Я помертвела при этих словах — только его объятия удержали меня, не
дав упасть, только его ласки спасли меня от обморока.
— Я ее хорошо знаю, — продолжал он, — и имею все основания полагать,
что нас предали. Само коварство ее приезда — без предуведомления — убеж-
дает меня в том, что она заподозрила по меньшей мере некие чары, тайно
удерживающие меня в Кенильворте. Я всегда намеревался,
памятуя о своем обещании и своей безопасности, препроводить тебя в подобном
случае в Убежище, но сейчас я опасаюсь того, какой вид это будет иметь как
в глазах моих собственных слуг, так и в глазах спутников Сиднея: все они
принадлежат к королевской свите и совершенно сражены твоей красотой. У
нас есть одна-единственная возможность. Скажи, любовь моя, может ли твой
Лейстер надеяться, что ради него ты поступишься и законной гордостью, и
праведным негодованием? Снизойдешь ли ты до того, чтобы предстать перед
Елизаветой в том смиренном обличий, в котором являлась до сей поры, и,
забыв на время, что она — гонительница твоей семьи, согласишься ли видеть в
ней лишь покровительницу твоего супруга?
— Я забуду все, — воскликнула я в порыве нежности, — все, что угрожает
твоей безопасности и спокойствию. Для меня будет счастьем чем-то
пожертвовать в доказательство своей любви, и я стану чем ты пожелаешь. Как дочь
Марии я всей душой восстаю против Елизаветы, но как жена Лейстера я не
должна иметь отличных от него желаний, а до этой тревожной минуты мне
даже не приходилось проявить смирение.
— Что узы брака в сравнении с этой невидимой связью душ! — сказал мой
супруг, прижимая меня к себе и смешивая свои слезы с моими. — Мне так
тяжело уступить тебе в великодушии, что я едва могу совладать с желанием
объявить тебя перед королевой хозяйкой этого дома и явить всему
королевскому двору красоту своей жены, в ком вся моя гордость и радость.
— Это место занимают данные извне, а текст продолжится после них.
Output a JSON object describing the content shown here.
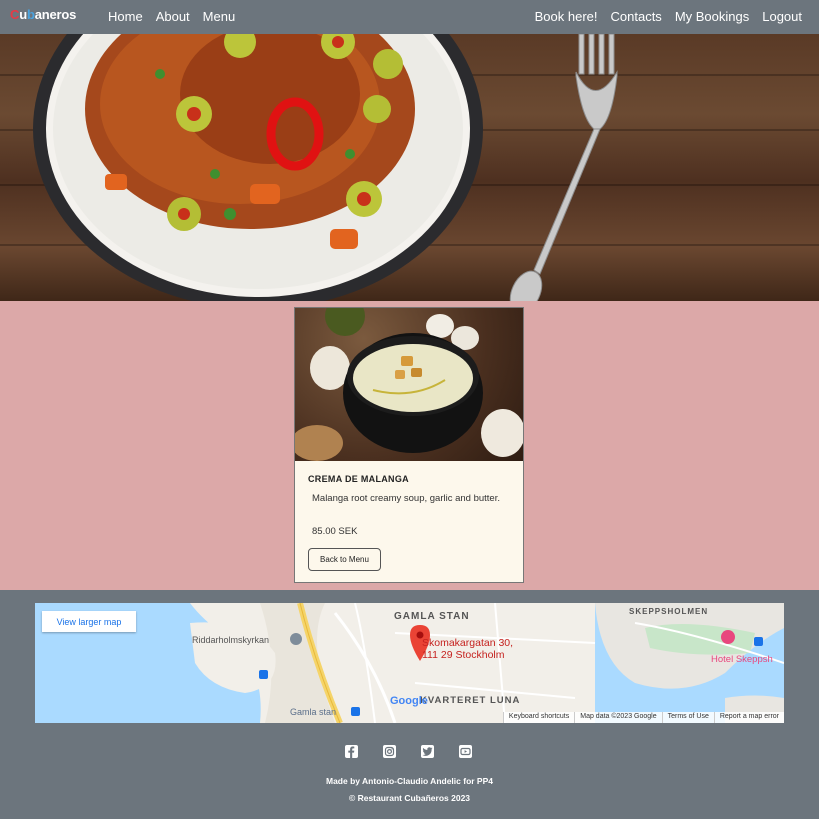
{
  "nav": {
    "brand": {
      "c": "C",
      "u": "u",
      "b": "b",
      "rest": "aneros"
    },
    "left_links": [
      "Home",
      "About",
      "Menu"
    ],
    "right_links": [
      "Book here!",
      "Contacts",
      "My Bookings",
      "Logout"
    ]
  },
  "card": {
    "title": "CREMA DE MALANGA",
    "description": "Malanga root creamy soup, garlic and butter.",
    "price": "85.00 SEK",
    "button": "Back to Menu"
  },
  "map": {
    "view_larger": "View larger map",
    "labels": {
      "gamla_stan": "GAMLA STAN",
      "skeppsholmen": "SKEPPSHOLMEN",
      "riddarholmskyrkan": "Riddarholmskyrkan",
      "kvarteret_luna": "KVARTERET LUNA",
      "gamla_stan_station": "Gamla stan",
      "hotel": "Hotel Skeppsh",
      "address_line1": "Skomakargatan 30,",
      "address_line2": "111 29 Stockholm",
      "google": "Google"
    },
    "footer": [
      "Keyboard shortcuts",
      "Map data ©2023 Google",
      "Terms of Use",
      "Report a map error"
    ]
  },
  "footer": {
    "socials": [
      "facebook-icon",
      "instagram-icon",
      "twitter-icon",
      "youtube-icon"
    ],
    "made_by": "Made by Antonio-Claudio Andelic for PP4",
    "copyright": "© Restaurant Cubañeros 2023"
  },
  "colors": {
    "nav_bg": "#6c757d",
    "content_bg": "#dca8a8",
    "card_bg": "#fdf8ec",
    "brand_red": "#e63946",
    "brand_blue": "#4aa3df"
  }
}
То был драгоценный, ни с чем не сравнимый миг моей жизни, когда
сердце мое раскрылось с наибольшей полнотой и встретило столь же щедрый и
благородный отклик. Ах, сударыня, лорд Лейстер обладал редкостным
умением управлять великодушной женой!
Те же мысли побудили и Эллинор дать свое согласие. Тот краткий час,
что предшествовал появлению королевы, мы приучали к смирению свои
глаза и сердца, чтобы негодование оскорбленных и гордость высоких родом не
выдали нас. Опасаясь также, что сходство моих черт с обликом моей
несчастной матери может привлечь внимание праздного наблюдателя, я постаралась
одеться непохоже на нее и, распустив волосы так, чтобы пышные завитки
спускались на лоб и на плечи, затейливо перевила их цветами. Потом,
смешавшись с толпой поселян, почти не отличаясь от них нарядом, мы
приготовились встречать королеву в главном холле, где,
как и во внутреннем дворе,нам надлежало разбрасывать ароматные травы и цветы.
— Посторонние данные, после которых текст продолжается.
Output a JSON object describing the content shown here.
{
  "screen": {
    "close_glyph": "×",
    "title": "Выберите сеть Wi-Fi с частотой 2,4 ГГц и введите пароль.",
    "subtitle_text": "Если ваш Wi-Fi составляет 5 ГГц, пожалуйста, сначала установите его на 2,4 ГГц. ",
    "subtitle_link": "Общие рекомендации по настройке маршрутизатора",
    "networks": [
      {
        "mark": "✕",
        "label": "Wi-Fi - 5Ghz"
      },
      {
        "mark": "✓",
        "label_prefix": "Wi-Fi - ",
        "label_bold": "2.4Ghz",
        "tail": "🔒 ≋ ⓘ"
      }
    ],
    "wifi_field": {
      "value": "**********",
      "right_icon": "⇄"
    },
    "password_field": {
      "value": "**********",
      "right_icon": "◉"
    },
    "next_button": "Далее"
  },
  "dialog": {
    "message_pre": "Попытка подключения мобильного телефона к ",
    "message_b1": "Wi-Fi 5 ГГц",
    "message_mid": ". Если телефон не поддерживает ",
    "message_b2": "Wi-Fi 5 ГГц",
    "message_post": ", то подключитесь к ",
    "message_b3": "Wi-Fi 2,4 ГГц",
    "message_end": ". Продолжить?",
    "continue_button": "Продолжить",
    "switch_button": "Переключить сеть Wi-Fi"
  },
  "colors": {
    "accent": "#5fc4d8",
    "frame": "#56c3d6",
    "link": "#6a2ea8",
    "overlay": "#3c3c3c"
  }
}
Еще не улеглась безумная суета, вызванная вестью о неожиданном
посещении, как пушечный выстрел возвестил о приближении Елизаветы. Я ощутила
легкую дурноту, руки и ноги отказывались повиноваться, глаза не видели
перед собой дороги. Все мое существо содрогалось от ее присутствия, дух Нор-
фолков гордо восстал во мне. По счастью, затерявшись в веселой толпе, я
исполнила свою обязанность и удалилась, так ни разу и не взглянув ей в лицо.
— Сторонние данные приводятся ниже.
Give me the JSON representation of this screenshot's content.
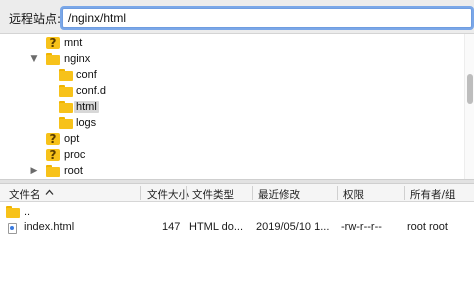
{
  "site_bar": {
    "label": "远程站点:",
    "path_value": "/nginx/html"
  },
  "tree": {
    "items": [
      {
        "name": "mnt",
        "icon": "unknown-folder-icon",
        "arrow": ""
      },
      {
        "name": "nginx",
        "icon": "folder-icon",
        "arrow": "▼"
      },
      {
        "name": "conf",
        "icon": "folder-icon",
        "arrow": ""
      },
      {
        "name": "conf.d",
        "icon": "folder-icon",
        "arrow": ""
      },
      {
        "name": "html",
        "icon": "folder-icon",
        "arrow": "",
        "selected": true
      },
      {
        "name": "logs",
        "icon": "folder-icon",
        "arrow": ""
      },
      {
        "name": "opt",
        "icon": "unknown-folder-icon",
        "arrow": ""
      },
      {
        "name": "proc",
        "icon": "unknown-folder-icon",
        "arrow": ""
      },
      {
        "name": "root",
        "icon": "folder-icon",
        "arrow": "▶"
      }
    ]
  },
  "file_list": {
    "columns": {
      "name": "文件名",
      "size": "文件大小",
      "type": "文件类型",
      "modified": "最近修改",
      "permissions": "权限",
      "owner": "所有者/组"
    },
    "rows": [
      {
        "name": "..",
        "size": "",
        "type": "",
        "modified": "",
        "permissions": "",
        "owner": "",
        "icon": "folder-icon"
      },
      {
        "name": "index.html",
        "size": "147",
        "type": "HTML do...",
        "modified": "2019/05/10 1...",
        "permissions": "-rw-r--r--",
        "owner": "root root",
        "icon": "html-file-icon"
      }
    ]
  }
}
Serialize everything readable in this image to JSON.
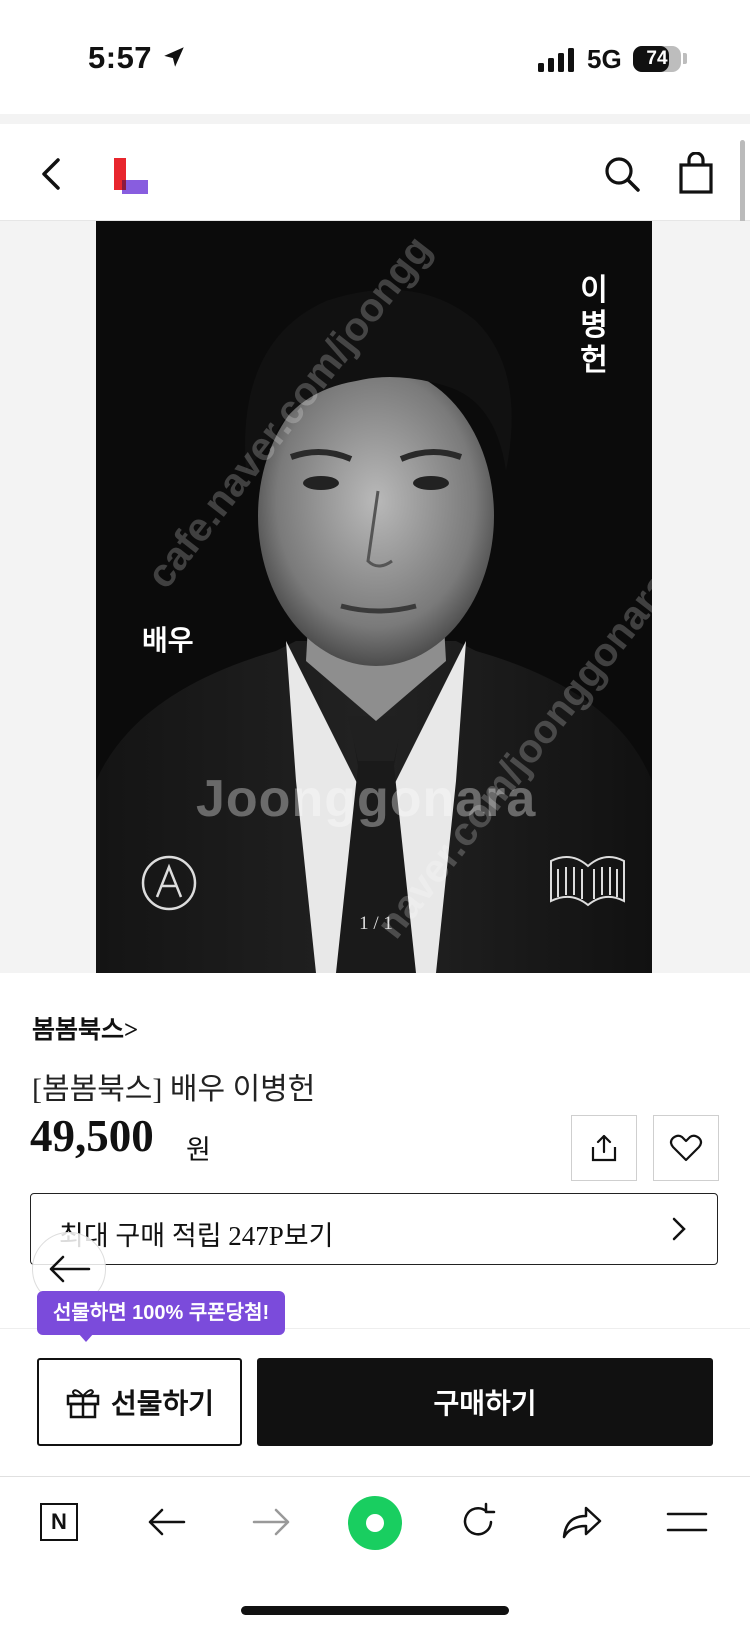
{
  "status_bar": {
    "time": "5:57",
    "network": "5G",
    "battery": "74",
    "battery_level": 0.74
  },
  "header": {
    "logo_icon": "lotteon-logo",
    "icons": [
      "back-icon",
      "search-icon",
      "shopping-bag-icon"
    ]
  },
  "cover": {
    "author_name": "이병헌",
    "book_title": "배우",
    "page_indicator": "1 / 1",
    "watermark_text": "Joonggonara",
    "watermark_url": "cafe.naver.com/joonggonara"
  },
  "product": {
    "brand_link": "봄봄북스>",
    "name": "[봄봄북스] 배우 이병헌",
    "price": "49,500",
    "currency": "원"
  },
  "points": {
    "label": "최대 구매 적립 247P보기"
  },
  "purchase": {
    "tooltip": "선물하면 100% 쿠폰당첨!",
    "gift_label": "선물하기",
    "buy_label": "구매하기"
  },
  "browser_toolbar": {
    "naver_label": "N",
    "icons": [
      "naver-n-icon",
      "back-arrow-icon",
      "forward-arrow-icon",
      "green-dot-icon",
      "refresh-icon",
      "share-icon",
      "menu-icon"
    ]
  },
  "colors": {
    "accent_purple": "#7b4bdb",
    "logo_red": "#e8262d",
    "logo_purple": "#7b4bdb",
    "naver_green": "#19ce60"
  }
}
После долгой борьбы с собой я обрела некоторую долю спокойствия еще до
того, как был подан обед, во время которого нам, как всегда, предстояло
петь. Скрытая от взоров общества, я теперь имела возможность рассмотреть
Елизавету. Она беседовала с Лейстером, стоящим за спинкой ее кресла. Хотя
лицом Елизавета совсем не походила на свою прелестную мать, черты ее
были правильны, глаза — необычайно малы, но взгляд их так быстр и ясен, что,
казалось, схватывал все на лету. Кривизна стана лишала ее облик истинной
величавости, и она пыталась восполнить этот недостаток своей крайней
надменностью. С лица ее не сходила язвительная, саркастическая улыбка. Наряд
отличался несообразной возрасту яркостью и пышностью. Я не могла
избавиться от мысли, что, в глазах иностранцев, лишь усилиями советников
поддерживается репутация королевы, способной, пренебрегая своими
почтенными летами, выставлять напоказ обнаженную шею и носить пышные накладные
волосы, причесанные так, как приличествует лишь совсем молодой девушке.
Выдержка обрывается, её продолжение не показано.